Biologist
In an era of increasing scientific specialisation, Frederick McCoy adhered to the ideals of the newly-defined science of 'biology' as the study of all life forms. He gave attention to 'all classes of animals', describing those from both marine and terrestrial environments. A formidable knowledge of Australia's fossil record also informed his understanding of the living animals he encountered.
McCoy's great achievement was the publication of his Prodromus of the Zoology of Victoria. On 12 January 1885 he set out his aims in the preface to Volume One of the Prodromus:
As the Fauna is not so well known as the Flora, it was a necessary preliminary to the publication to have a large number of drawings made, as opportunity arose, from the living or fresh examples of many species of reptiles, fish, and the lower animals, which lose their natural appearance shortly after death, and the true characters of many of which were consequently as yet unknown, as they had only been described from preserved specimens.

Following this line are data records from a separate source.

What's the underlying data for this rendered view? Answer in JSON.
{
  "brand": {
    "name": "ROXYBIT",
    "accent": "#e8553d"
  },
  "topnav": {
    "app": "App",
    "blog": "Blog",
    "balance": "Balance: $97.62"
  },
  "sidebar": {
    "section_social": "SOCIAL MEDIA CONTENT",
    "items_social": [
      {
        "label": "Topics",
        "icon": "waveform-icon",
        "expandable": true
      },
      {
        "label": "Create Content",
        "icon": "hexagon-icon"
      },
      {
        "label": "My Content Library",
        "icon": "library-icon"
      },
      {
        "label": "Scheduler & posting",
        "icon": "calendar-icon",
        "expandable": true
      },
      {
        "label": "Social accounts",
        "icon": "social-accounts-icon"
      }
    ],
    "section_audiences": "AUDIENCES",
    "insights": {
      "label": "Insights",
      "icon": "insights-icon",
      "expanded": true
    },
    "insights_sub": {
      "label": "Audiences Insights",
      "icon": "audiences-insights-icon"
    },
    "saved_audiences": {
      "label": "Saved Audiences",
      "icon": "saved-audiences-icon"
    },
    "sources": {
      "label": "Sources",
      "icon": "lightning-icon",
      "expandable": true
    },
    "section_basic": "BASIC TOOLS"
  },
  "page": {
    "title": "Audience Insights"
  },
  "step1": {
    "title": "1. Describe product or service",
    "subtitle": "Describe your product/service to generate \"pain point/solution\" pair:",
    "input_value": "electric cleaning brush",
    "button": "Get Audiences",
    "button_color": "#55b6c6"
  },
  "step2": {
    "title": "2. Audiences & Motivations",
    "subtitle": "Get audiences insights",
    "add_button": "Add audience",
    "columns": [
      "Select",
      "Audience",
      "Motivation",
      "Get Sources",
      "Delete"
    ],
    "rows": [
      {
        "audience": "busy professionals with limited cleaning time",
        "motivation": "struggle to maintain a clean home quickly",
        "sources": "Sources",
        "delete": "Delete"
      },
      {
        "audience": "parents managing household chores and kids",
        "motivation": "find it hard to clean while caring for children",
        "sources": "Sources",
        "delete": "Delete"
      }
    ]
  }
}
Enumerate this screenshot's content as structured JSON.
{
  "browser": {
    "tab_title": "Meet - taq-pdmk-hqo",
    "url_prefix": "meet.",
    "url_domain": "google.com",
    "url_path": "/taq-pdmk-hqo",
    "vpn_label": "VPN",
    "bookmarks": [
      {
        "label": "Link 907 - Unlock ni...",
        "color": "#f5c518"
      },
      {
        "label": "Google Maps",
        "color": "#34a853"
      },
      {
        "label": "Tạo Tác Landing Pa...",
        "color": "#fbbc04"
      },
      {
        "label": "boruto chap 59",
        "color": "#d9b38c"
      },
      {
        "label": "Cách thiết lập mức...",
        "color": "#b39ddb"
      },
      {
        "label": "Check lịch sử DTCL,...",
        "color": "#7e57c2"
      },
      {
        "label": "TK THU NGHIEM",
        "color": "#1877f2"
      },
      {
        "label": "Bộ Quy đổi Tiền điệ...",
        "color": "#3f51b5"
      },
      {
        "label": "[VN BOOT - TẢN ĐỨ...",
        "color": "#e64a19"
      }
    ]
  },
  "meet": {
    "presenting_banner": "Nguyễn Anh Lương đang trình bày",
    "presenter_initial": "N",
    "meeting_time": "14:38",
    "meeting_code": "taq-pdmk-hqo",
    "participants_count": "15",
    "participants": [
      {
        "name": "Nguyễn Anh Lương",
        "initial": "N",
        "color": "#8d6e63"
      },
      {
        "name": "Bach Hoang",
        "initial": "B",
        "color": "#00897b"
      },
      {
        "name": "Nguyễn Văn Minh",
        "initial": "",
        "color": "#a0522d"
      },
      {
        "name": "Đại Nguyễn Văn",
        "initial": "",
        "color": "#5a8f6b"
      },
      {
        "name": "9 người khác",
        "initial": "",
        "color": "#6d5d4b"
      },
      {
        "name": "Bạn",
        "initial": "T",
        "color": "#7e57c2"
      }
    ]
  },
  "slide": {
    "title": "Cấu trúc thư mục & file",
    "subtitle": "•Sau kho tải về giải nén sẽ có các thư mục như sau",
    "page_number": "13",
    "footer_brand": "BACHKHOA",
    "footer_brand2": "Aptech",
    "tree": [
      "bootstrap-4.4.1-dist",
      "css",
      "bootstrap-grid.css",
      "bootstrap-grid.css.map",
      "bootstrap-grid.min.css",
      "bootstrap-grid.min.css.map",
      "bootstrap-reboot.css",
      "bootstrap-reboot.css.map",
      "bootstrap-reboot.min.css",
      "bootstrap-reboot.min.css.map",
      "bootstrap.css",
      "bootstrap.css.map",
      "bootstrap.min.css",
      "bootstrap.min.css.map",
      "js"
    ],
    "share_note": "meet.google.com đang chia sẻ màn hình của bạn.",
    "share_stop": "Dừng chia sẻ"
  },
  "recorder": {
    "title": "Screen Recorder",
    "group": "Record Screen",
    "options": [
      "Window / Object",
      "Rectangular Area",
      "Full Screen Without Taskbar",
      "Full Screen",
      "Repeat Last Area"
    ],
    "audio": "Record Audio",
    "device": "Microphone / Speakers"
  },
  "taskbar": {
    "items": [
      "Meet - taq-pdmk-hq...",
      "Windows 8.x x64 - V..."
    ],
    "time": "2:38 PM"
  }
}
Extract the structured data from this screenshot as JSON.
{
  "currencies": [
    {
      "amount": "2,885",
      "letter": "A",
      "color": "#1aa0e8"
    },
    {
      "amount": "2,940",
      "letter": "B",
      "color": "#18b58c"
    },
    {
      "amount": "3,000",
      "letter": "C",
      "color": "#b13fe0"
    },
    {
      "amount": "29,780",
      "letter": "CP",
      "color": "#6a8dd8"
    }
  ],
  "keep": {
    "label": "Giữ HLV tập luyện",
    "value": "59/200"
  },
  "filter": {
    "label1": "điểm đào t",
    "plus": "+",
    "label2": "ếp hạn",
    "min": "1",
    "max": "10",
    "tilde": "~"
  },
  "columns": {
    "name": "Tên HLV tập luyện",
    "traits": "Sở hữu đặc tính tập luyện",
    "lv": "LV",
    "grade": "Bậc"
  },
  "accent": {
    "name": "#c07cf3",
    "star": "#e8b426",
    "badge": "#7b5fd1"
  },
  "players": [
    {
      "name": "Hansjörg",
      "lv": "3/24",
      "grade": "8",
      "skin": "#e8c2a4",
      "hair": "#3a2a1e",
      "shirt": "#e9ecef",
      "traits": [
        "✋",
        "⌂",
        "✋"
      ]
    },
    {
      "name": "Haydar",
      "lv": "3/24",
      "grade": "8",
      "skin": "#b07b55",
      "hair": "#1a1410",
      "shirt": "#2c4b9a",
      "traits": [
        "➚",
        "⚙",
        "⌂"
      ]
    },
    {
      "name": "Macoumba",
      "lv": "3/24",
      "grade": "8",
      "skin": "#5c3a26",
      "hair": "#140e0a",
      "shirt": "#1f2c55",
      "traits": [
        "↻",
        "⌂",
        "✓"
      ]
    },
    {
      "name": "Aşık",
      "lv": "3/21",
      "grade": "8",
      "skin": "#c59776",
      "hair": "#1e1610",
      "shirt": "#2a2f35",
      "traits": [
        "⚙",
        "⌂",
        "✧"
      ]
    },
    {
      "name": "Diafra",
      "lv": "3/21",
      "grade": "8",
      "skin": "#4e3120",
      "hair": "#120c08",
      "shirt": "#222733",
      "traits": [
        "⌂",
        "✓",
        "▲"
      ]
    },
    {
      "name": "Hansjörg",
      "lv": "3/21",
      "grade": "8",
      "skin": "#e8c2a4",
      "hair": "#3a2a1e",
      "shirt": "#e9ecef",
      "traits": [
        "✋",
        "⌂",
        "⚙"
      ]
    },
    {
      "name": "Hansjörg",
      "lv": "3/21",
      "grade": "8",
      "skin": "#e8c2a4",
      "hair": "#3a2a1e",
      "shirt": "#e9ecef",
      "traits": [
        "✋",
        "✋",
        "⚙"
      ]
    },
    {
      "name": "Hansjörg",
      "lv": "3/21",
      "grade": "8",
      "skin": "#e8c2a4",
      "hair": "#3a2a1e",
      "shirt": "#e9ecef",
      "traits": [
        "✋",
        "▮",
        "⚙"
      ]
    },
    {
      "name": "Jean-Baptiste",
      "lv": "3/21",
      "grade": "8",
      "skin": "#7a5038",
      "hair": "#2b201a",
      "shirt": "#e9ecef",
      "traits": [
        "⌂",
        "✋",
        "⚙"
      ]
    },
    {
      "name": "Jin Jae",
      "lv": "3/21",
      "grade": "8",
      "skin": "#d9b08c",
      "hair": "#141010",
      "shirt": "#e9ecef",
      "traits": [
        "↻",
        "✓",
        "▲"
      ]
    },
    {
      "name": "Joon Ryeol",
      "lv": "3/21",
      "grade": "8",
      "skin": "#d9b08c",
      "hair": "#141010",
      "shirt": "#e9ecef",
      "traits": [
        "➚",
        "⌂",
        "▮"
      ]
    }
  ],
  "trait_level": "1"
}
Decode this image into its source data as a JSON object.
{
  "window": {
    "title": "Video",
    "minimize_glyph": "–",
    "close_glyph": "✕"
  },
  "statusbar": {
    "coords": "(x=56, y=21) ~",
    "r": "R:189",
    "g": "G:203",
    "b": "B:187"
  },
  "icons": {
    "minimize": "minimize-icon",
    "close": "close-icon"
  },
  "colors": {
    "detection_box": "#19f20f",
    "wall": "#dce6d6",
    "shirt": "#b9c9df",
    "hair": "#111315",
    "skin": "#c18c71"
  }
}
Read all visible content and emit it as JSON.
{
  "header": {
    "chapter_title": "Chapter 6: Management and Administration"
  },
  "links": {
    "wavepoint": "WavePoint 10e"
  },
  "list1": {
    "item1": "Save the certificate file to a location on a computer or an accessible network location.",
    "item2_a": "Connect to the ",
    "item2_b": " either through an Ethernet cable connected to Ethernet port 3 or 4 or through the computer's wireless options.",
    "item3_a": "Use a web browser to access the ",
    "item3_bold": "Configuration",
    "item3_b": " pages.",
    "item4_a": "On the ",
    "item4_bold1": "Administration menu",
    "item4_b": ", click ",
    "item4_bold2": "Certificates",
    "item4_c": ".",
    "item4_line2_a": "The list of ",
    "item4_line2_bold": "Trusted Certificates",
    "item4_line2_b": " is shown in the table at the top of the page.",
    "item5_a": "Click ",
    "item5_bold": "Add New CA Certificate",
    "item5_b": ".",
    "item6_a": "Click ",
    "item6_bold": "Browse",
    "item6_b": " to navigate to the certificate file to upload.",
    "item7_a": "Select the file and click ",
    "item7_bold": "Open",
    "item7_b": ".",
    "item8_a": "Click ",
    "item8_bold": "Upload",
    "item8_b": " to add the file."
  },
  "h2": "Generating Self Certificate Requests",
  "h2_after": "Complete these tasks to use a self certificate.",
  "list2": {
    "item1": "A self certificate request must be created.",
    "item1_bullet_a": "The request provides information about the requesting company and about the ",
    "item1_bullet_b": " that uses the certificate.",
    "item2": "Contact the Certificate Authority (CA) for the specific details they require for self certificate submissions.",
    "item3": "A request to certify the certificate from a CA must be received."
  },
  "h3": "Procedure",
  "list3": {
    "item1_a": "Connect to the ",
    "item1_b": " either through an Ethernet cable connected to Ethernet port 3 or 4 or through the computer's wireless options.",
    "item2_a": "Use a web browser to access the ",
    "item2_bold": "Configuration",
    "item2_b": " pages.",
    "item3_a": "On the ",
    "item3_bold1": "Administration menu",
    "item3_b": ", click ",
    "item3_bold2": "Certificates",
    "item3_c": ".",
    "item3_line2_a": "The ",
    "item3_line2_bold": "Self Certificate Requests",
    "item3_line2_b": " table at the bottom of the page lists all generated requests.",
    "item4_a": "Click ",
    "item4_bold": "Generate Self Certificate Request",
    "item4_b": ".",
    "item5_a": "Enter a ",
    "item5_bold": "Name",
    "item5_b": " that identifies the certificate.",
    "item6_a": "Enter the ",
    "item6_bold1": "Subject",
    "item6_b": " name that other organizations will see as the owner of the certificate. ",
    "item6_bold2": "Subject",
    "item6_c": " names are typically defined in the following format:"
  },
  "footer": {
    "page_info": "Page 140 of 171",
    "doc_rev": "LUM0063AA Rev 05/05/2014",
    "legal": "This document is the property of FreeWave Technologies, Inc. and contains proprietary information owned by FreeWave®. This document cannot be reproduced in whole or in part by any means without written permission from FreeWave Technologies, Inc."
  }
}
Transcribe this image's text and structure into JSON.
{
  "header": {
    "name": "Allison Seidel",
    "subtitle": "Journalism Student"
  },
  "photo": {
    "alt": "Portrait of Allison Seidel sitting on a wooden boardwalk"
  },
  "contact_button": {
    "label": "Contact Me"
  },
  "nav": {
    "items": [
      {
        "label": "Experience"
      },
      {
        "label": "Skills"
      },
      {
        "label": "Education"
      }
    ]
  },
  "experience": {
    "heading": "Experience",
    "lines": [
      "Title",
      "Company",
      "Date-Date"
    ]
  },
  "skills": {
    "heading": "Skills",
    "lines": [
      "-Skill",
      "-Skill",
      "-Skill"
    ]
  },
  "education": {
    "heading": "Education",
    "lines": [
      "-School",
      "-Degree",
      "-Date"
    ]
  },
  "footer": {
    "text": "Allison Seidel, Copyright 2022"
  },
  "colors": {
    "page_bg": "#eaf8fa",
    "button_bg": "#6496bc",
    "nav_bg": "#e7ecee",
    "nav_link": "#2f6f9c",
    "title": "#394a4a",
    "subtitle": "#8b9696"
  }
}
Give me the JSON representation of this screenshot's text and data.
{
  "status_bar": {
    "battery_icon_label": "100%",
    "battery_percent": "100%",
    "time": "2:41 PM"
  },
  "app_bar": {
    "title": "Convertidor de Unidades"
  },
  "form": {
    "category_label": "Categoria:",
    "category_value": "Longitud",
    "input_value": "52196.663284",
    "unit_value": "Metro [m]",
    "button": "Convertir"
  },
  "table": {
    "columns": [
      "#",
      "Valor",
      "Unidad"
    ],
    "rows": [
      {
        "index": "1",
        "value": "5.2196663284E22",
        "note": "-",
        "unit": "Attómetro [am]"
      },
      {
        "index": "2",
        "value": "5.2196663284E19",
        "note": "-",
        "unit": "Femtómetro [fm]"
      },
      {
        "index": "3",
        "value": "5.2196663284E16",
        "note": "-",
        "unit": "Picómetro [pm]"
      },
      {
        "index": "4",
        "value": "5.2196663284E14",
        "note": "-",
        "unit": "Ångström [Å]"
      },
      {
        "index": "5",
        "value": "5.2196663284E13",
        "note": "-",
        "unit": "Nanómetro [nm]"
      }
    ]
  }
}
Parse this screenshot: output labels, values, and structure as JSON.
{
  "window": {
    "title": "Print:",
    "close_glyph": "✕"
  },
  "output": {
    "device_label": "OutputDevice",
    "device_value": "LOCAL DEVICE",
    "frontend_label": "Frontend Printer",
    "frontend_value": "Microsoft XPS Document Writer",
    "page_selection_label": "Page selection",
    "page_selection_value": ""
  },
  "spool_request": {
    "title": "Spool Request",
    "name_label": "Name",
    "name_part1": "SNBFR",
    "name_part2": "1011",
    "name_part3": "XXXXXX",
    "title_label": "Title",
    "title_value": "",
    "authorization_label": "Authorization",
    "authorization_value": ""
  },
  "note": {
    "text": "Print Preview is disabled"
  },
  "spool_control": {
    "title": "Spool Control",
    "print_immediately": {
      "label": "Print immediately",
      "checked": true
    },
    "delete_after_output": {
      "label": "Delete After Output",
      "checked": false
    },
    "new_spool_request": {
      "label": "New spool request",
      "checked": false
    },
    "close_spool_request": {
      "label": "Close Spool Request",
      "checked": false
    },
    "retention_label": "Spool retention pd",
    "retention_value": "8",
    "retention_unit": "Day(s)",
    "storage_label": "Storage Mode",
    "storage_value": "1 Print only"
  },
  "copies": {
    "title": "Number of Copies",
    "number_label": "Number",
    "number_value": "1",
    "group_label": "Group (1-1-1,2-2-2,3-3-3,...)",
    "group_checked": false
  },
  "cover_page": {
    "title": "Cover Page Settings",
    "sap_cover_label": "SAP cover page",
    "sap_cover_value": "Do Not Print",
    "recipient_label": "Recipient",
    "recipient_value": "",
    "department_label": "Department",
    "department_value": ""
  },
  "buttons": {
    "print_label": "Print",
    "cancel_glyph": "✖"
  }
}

A Prodromus, or preliminary issue, in the form of Decades, or numbers of ten plates, each with its complete descriptive letterpress, will be published, of such illustrations that are ready, without systematic order or waiting for the completion of any one branch.
A dedicated and often insightful taxonomist, many of McCoy's classifications and descriptions remain a valuable foundation for modern biology, however a number of his theoretical insights have travelled less successfully. A tenacious Creationist, he was unwilling to embrace Natural Selection.
As an example, his observation of the continuity over geological time of the genera of bivalve molluscs, Trigonia, led him to consider the succession of life-forms from ancient fossil through to living animals. Despite this, he was unwilling to accommodate Darwin's theories, even decades after the 1859 publication of On the Origin of the Species by the means of Natural Selection.